# Cannot open some picture files on CD



## Macie (Aug 5, 2007)

Hi guys ~ 
The title says it all, so thought I'd give a call for help in this area. I have a cd of "very important and very old" family photos saved to cd, and no back up. They were scanned onto CD as jpeg and tif files in 2001. There are 27 files that are fine. The remaining files cannot be opened or previewed, but still show the file size under properties. Error message: "Loading one or more of the plug-in files has failed. The plug-in files might either be corrupt or invalid." I have tried various photo recovery trial programs available through download: O&O Disk Recovery, Bad Copy Pro, Digital Photo Recovery. All were unsuccessful, except that one recovered 2. I have contacted professional data recovery services in the area, but fees start at $150 per hour without knowing if that will work. I just cannot afford those fees. Thank you for your time!

P.S. I can attach a few of the files if that would help, but not sure if I should. This is my first posting.


----------



## koala (Mar 27, 2005)

Hi Macie, welcome to TSF

Can you attach to your next reply one of the recovered jpg files and one of the files that can't be opened so we can compare them.

Do you remember which program you used to scan the files to CD? And which program are you using now to view the images?

If you feel like trying another data recovery program, the freeware *PC Inspector* should work better than the trial versions you've already used.


----------



## Macie (Aug 5, 2007)

I used my HP Precision Scan LTX software, saved the files to hard drive, and then burned to CD. I just realized that no additional photos were recovered using the software like I thought. I have attached one of the "good" files, and I am not able to attach one of the "bad" files at the moment. Getting Internet Explorer error when I try. Thanks!!


----------



## koala (Mar 27, 2005)

Check the CD for scratches. If they're not too deep you could try a CD repair kit which is a paste that you rub over the surface of the disc.

Can the CD be read on any other computers?

Any luck with PC Inspector File Recovery?

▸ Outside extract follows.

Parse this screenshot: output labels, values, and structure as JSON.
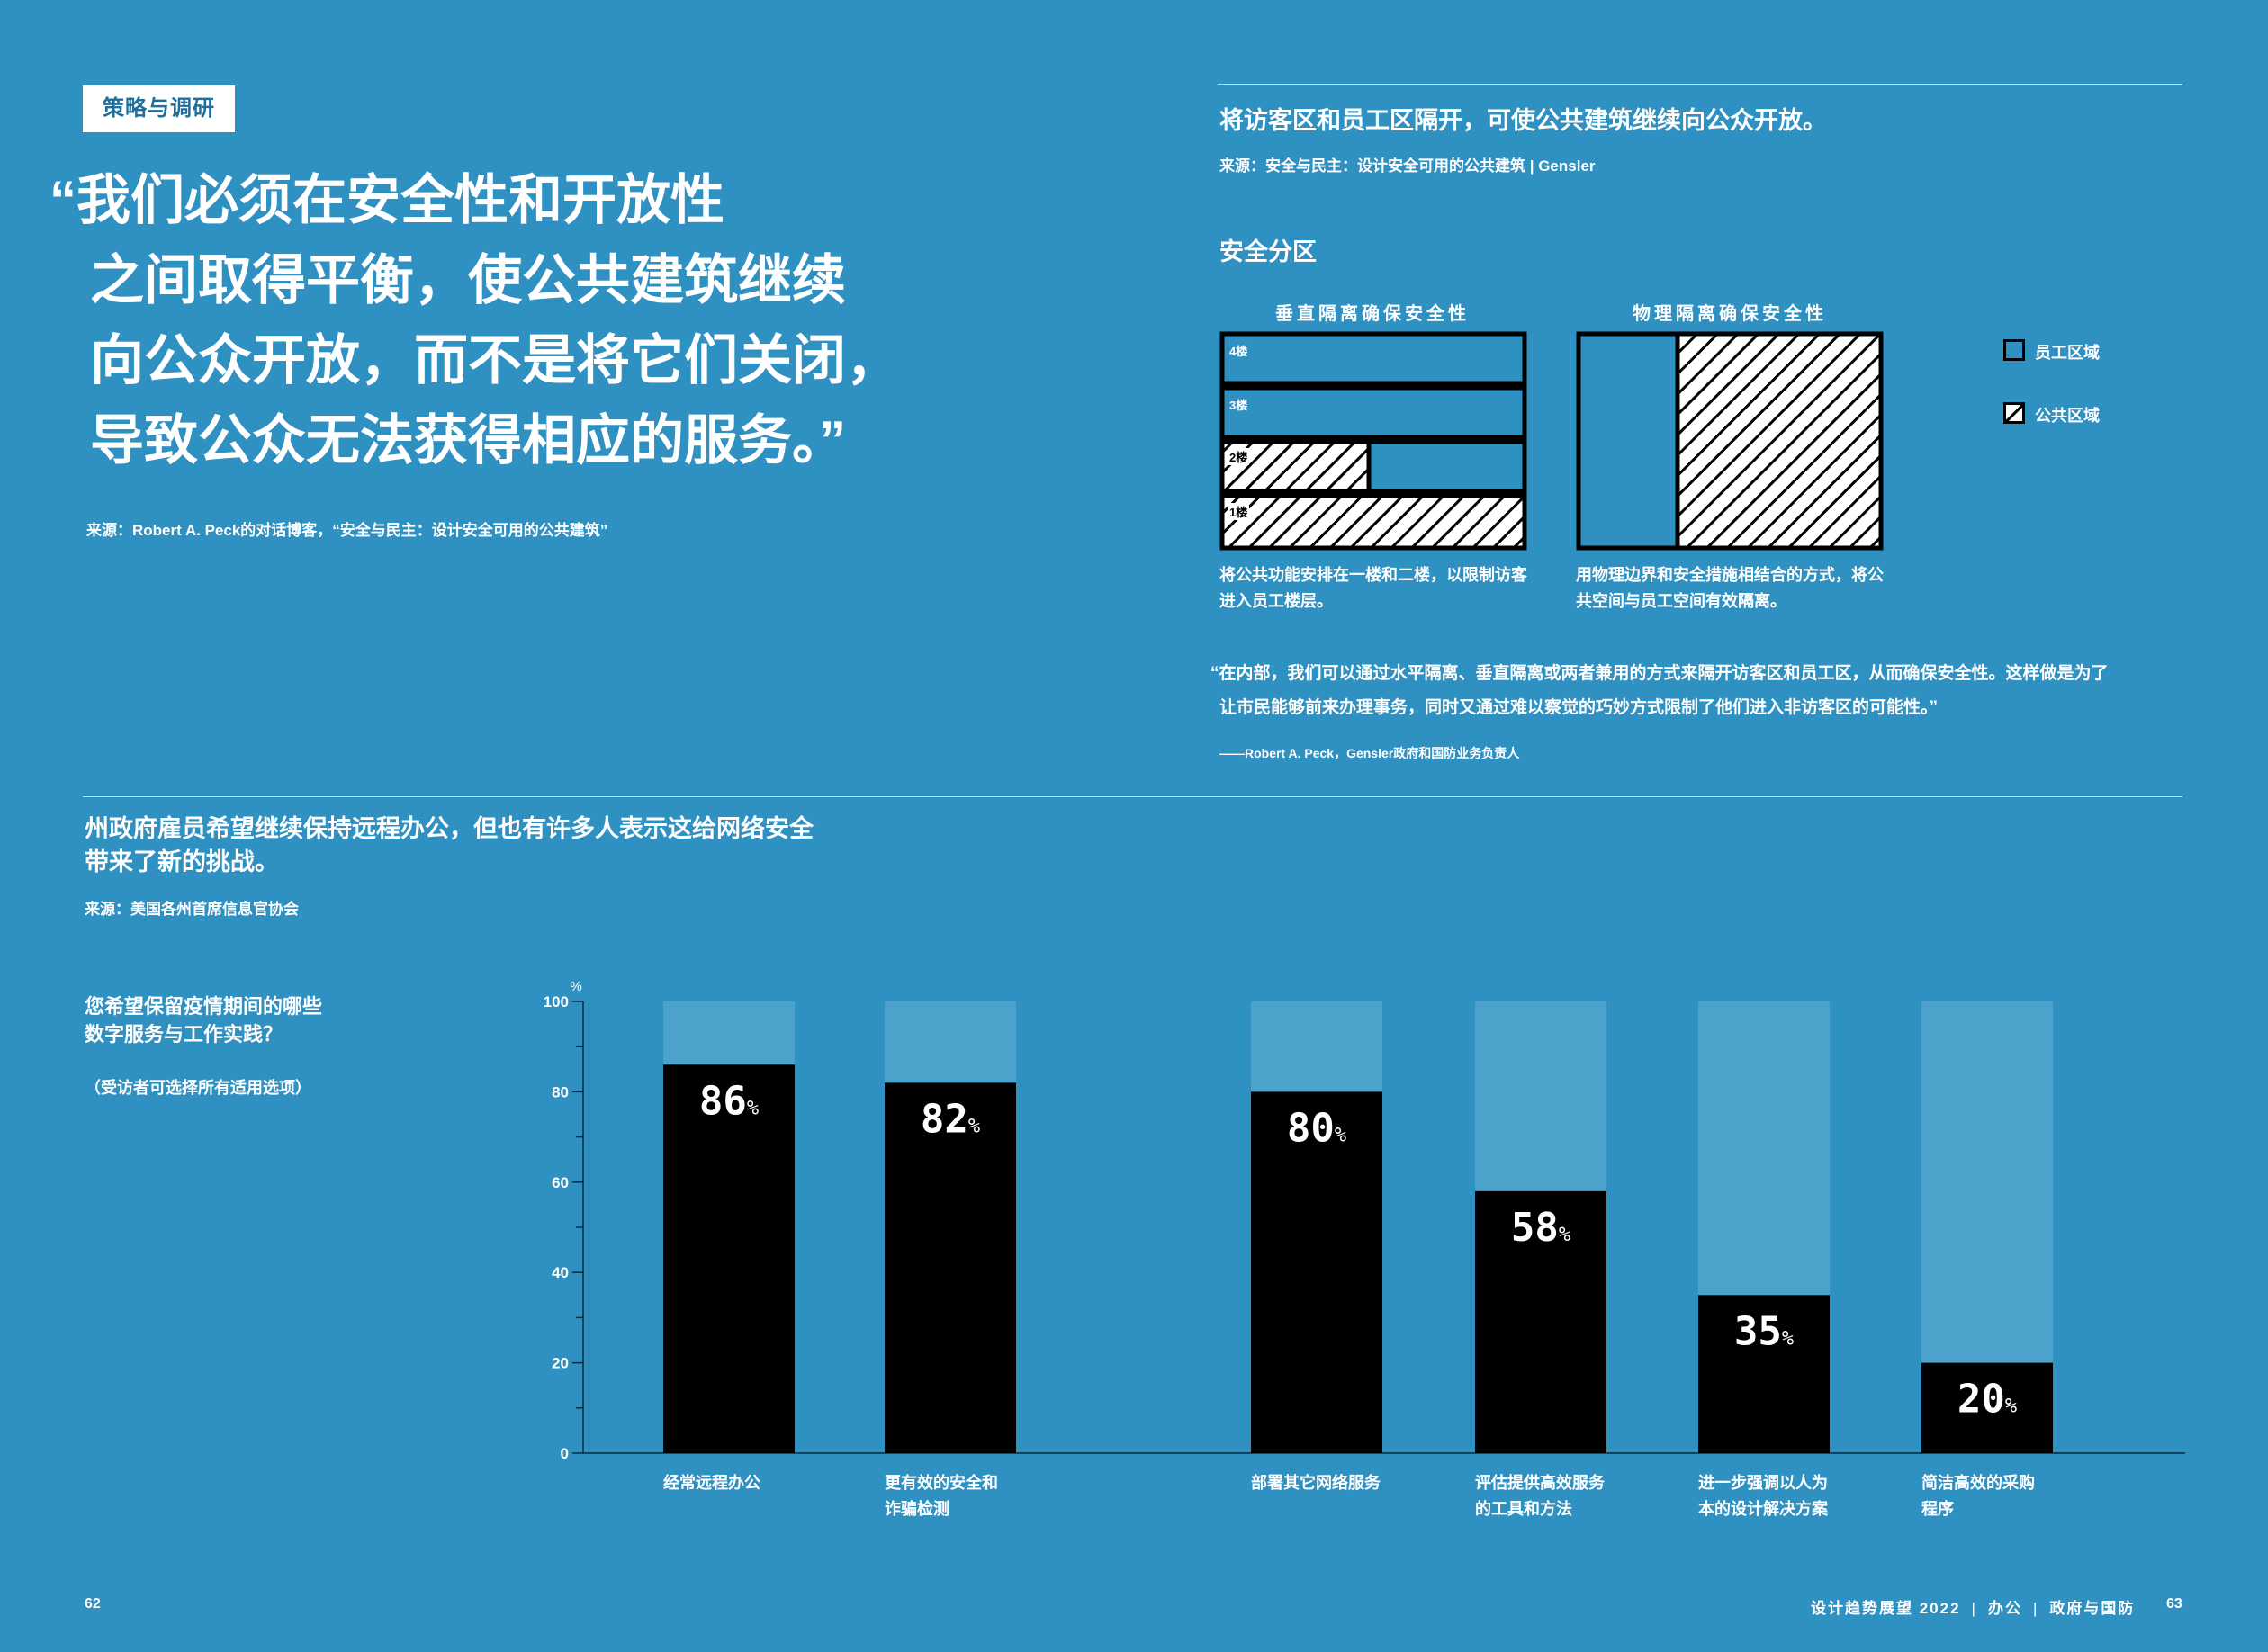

I was hoping to compare a faulty file with a working one to see if there is any difference in the JPG file properties which might give a clue to the "plug-in" error.

Do the faulty files have JPG/TIF file extensions or just the filenames? You may need to disable Tools > Folder Options > View tab > "Hide extensions for known filetypes" in Windows Explorer to check this.


----------



## Macie (Aug 5, 2007)

There does appear to be minor scratches, so I will try the repair you suggested. I will give the PC Inspector a try. I do have the same problem in other computers, and faulty files do have file extensions.


----------



## Macie (Aug 5, 2007)

I tried both PC Inspector File Recovery and Smart Recovery, and neither was able to open any of the faulty files. Smart Recovery gave a message that the disc was too damaged for it's fast mode, so it used the intensive mode.


----------